Nesse sentido, os Prefeitos de Videira, Arroio Trinta, Iomerê e Salto Veloso firmaram um termo de ajustamento de conduta (TAC) com o Ministério Público de Santa Catarina (MPSC), comprometendo-se à execução regionalizada dos serviços de acolhimento institucional e familiar para crianças e adolescentes, por meio de um consórcio público.
Na prática, isso significa que os quatro municípios integrarão uma nova pessoa jurídica, com natureza de associação pública, por meio da qual conjugarão esforços, dividirão custos e contratarão equipes técnicas distintas para cada serviço. Essas equipes serão totalmente voltadas ao cuidado das crianças e adolescentes em situação de risco nas hipóteses de acolhimento.

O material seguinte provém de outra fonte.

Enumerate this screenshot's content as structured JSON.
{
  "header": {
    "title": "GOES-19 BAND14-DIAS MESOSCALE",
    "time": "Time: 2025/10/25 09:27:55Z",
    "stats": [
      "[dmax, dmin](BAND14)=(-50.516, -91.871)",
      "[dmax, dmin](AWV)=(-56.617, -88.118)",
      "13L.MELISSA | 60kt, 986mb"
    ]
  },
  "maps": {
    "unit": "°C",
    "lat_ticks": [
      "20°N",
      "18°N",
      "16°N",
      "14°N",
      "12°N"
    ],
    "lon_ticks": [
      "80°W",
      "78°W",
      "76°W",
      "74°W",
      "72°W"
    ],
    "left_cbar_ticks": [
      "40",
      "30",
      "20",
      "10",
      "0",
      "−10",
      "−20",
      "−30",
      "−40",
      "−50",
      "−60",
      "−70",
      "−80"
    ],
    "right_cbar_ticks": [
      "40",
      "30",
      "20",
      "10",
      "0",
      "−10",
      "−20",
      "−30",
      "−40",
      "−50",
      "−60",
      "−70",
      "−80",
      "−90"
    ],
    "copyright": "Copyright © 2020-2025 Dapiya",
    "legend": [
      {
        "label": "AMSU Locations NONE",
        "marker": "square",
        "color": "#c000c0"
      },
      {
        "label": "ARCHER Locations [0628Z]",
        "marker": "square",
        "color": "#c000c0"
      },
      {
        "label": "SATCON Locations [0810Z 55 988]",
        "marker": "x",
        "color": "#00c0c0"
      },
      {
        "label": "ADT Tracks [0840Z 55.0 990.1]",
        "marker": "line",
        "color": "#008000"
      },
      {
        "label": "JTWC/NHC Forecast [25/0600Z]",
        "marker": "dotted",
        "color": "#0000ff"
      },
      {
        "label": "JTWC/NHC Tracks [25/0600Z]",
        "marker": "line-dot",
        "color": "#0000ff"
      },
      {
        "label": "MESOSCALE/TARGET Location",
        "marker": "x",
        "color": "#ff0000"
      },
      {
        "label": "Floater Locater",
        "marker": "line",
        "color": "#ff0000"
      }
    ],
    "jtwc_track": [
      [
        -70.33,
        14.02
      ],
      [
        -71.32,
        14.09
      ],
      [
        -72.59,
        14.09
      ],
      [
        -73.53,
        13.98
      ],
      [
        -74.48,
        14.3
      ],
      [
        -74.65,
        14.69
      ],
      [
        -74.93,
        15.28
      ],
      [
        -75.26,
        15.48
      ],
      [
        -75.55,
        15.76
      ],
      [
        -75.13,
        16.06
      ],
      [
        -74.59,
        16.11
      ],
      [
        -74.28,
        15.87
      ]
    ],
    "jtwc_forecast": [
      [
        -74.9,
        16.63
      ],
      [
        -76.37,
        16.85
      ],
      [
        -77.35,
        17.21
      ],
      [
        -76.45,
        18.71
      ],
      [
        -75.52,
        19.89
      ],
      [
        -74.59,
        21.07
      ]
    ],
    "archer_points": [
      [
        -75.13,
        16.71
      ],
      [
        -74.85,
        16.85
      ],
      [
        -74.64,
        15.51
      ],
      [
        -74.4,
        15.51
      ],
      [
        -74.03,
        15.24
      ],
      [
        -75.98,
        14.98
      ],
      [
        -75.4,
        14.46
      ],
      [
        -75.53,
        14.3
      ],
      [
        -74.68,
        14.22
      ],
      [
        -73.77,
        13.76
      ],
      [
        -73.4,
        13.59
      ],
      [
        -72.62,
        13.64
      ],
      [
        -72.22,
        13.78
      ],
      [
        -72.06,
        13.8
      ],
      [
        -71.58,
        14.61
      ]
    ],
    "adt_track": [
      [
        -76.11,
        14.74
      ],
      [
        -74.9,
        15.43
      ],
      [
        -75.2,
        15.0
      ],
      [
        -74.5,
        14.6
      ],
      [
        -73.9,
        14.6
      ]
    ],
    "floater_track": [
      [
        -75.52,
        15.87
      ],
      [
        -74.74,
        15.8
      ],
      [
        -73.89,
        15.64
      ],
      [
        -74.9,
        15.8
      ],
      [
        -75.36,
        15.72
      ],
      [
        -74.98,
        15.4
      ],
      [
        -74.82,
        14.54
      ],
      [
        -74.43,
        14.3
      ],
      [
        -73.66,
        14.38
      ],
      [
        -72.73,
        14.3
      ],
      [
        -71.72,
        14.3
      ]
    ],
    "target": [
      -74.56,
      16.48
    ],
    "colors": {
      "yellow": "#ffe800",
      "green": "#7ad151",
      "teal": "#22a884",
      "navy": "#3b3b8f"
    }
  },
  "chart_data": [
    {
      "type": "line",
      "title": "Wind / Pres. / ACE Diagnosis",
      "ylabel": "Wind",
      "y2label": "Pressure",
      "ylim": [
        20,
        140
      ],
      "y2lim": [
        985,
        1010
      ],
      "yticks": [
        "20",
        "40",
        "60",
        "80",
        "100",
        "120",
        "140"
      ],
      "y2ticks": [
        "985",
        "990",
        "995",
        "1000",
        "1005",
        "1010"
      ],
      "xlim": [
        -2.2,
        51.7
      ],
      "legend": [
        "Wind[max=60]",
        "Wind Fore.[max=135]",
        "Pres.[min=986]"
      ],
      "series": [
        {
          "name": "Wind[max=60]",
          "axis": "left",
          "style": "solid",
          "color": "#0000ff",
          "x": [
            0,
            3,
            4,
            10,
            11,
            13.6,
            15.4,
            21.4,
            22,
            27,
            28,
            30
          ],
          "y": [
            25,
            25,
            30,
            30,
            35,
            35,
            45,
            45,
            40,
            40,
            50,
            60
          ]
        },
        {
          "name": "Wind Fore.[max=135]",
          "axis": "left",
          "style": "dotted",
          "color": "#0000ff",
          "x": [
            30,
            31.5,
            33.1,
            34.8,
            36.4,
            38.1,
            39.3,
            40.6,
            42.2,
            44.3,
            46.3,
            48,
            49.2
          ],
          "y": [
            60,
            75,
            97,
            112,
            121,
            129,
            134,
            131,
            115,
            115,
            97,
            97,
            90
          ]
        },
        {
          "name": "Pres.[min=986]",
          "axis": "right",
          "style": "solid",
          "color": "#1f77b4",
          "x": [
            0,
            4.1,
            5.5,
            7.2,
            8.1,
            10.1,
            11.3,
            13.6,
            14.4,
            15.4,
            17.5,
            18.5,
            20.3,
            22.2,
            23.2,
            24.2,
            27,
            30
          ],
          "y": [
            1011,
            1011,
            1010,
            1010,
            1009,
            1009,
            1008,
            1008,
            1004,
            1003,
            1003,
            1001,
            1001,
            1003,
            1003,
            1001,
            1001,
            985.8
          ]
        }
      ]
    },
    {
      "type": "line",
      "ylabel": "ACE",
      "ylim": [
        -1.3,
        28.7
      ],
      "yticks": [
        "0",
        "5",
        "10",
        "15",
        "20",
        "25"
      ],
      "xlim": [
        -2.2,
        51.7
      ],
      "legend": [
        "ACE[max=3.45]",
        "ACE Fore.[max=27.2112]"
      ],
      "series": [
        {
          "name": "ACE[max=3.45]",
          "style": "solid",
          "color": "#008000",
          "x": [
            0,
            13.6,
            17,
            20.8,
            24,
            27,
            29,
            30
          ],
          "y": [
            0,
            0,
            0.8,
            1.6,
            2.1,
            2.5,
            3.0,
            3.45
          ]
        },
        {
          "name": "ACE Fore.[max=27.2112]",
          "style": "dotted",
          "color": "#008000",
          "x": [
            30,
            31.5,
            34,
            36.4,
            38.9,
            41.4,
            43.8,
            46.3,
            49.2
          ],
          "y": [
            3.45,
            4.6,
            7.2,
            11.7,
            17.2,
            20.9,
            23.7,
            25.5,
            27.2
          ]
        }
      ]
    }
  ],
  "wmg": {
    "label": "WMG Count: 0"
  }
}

Atualmente, existe apenas um acordo para que o serviço de acolhimento institucional oferecido pelo Município de Videira, por meio do Abrigo Institucional Lar Menino Jesus, também seja utilizado pelos demais municípios da comarca, que auxiliam no custeio conforme o número de crianças ou adolescentes acolhidos. Quanto ao serviço de acolhimento familiar, o Abrigo Institucional Lar Menino Jesus chegou a dar os primeiros passos há alguns anos, mas não avançou. Hoje, não há oferta do serviço de acolhimento familiar nos municípios da Comarca de Videira.
Agora, os quatro Municípios têm até 12 meses para formar o consórcio público. A partir daí, terão outros 12 meses para o início da execução dos serviços de forma regionalizada, já incluído o prazo para contratação das equipes mínimas.
Cada serviço deverá ser realizado por uma equipe técnica distinta, de acordo com as disposições da Norma Operacional Básica de Recursos Humanos do Sistema Único de Assistência Social (Resolução n. 130/2005 do Conselho Nacional de Assistência Social) e da Resolução Conjunta do Conselho Nacional dos Direitos da Criança e do Adolescente e do Conselho Nacional de Assistência Social n. 1/2009, assim como as demais normas que as vierem a alterar ou substituir.
O TAC também prevê que os Municípios conjugarão esforços para a progressiva ampliação do acolhimento familiar em detrimento do institucional. O Promotor de Justiça Willian Valer destaca que a formação do consórcio público representa um passo fundamental para garantir que crianças e adolescentes em situação de risco recebam atendimento especializado, com qualidade e dignidade.
"O acordo materializa a obrigação do poder público em garantir o atendimento adequado de crianças e adolescentes que, excepcionalmente, por alguma razão, tenham de ser acolhidas na Comarca de Videira. Sobretudo, avança para que a oferta do serviço de acolhimento familiar, preferencial, seja de fato tirada do papel, atendendo ao que estabelece o Estatuto da Criança e do Adolescente", diz o Promotor de Justiça.
O representante do MPSC fiscalizará o cumprimento do compromisso firmado pelos quatro Municípios. "O primeiro passo foi dado. Os Prefeitos compreenderam a importância da pauta e demonstraram o compromisso com uma das necessidades mais importantes da área da infância", conclui.
Saiba mais
O acolhimento institucional é a medida protetiva em que a criança ou adolescente afastado da família por ordem judicial é encaminhado para uma instituição de acolhimento, como casas-lar ou abrigos, recebendo moradia temporária, alimentação, apoio psicológico e acompanhamento social.
O acolhimento familiar ocorre quando a criança ou adolescente é acolhido provisoriamente por uma família cadastrada e habilitada para esse fim, vivendo em um ambiente mais próximo da vivência familiar, até que possa retornar à família de origem ou seja encaminhado para adoção.